C’est un très bon film. Vraiment solide de bout en bout. Le casting est très bon, la mise en scène est efficace et cela rend le film très agréable à suivre. Une nouvelle réussite pour le duo de réalisateur.
Les réalisateurs d'Intouchable s'en prend à une origination de mariage et qui nous gratifie de Jean pierre Bacri, magnifique entre rire et larmes, comme maître de cérémonie qui doit diriger une bande de bras cassé et rien que ça, ça vaut le détour, Jean Paul Rouve et Gilles Lelouch qui augmente la qualité. Que des bâtons dans les roues et qui s'adapte avec humour noir et grave. Sur un lieux de tournages prodigieux où tous ce passe, c'est marrant et ça fait du bien.
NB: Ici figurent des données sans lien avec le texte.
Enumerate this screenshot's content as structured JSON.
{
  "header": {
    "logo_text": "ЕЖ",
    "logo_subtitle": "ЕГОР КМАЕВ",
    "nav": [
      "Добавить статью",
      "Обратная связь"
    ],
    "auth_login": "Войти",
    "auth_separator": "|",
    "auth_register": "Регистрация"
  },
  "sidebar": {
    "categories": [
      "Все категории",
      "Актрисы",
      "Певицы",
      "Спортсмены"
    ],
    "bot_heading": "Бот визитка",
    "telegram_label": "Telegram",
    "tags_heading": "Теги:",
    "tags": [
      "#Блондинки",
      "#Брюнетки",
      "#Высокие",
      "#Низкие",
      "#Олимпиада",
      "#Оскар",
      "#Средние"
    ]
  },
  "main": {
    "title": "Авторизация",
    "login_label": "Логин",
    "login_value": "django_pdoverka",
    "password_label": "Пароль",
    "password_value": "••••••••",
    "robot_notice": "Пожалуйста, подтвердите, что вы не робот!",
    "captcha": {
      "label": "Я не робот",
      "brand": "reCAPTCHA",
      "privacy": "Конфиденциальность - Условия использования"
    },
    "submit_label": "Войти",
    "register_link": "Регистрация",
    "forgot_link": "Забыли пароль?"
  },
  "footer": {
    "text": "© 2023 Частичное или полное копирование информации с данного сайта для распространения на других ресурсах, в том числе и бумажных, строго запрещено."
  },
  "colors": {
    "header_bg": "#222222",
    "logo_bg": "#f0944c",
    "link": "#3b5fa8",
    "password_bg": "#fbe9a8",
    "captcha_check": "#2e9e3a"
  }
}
Des images fortes toujours lié au cinéastes tous comme la musique et puis toujours un petit côté dramatique qui fait leur force et leur identité
Que dire, c'était parfait ! Je découvre tardivement ce film d'une très grande écriture et finesse ! Le casting sublime ce récit formidable et la mise en scène nous transporte dans ce joyeux bordel. Jean Pierre Bacri est vraiment toujours aussi exceptionnel, je n'ai véritablement pas grand chose à dire, c'était un moment merveilleux et ce film restera graver à jamais !
Mal joué, plein de clichés, on n’y croit pas. Le film n’arrive pas à se décider entre le semblant de réalisme et la comédie bas de gamme avec répliques faciles (et donc pas drôles), une perte de temps pour moi. Mais cela ne reste que mon avis, plusieurs de mes amis ont a contrario passé un bon moment.
L'idée de base de ce film chorale est originale, et voir les coulisses d'un mariage de luxe dans lequel rien ne se passe comme prévu à quelque chose de réjouissant, même si on ne rigole pas comme des bossus. Bacri porte littéralement le film sur ses épaules avec un jeu remarquable de vérité, et s'il est aidé en cela par Rouve et Lelouche c'est la jeune Eye Haïdara qui lui donne la meilleure réplique. On passe donc un excellent moment. Et puis tout bascule après l'incident du ballon, le scénario qui aurait dû nous présenter ce marié suffisant revenir avec les vêtement déchirés, dégouté à la fois de son mariage, et de la fête, se contente de reproches de principes tandis que sa dulcinée à les larmes aux yeux parce que les serveurs pakis ont improvisé une fin de fête. Au lieu d'une fin caustique et acide on a droit à de la guimauve, alors qu'on avait là l'occasion de fustiger cette cérémonie du mariage, où ne compte que le paraître de l'instant. Une fin décevante donc ! Mais-doit-on juger un film uniquement sur sa fin ? Non, mais ça fait baisser la note !
Parfaitement rythmé, drôle, attachant, Le Sens de la fête trouve sa réussite dans l’écriture de ses personnages, leurs traits de caractères passionnants, et leurs relations touchantes. Bref les réalisateurs de Intouchables ont encore frappés.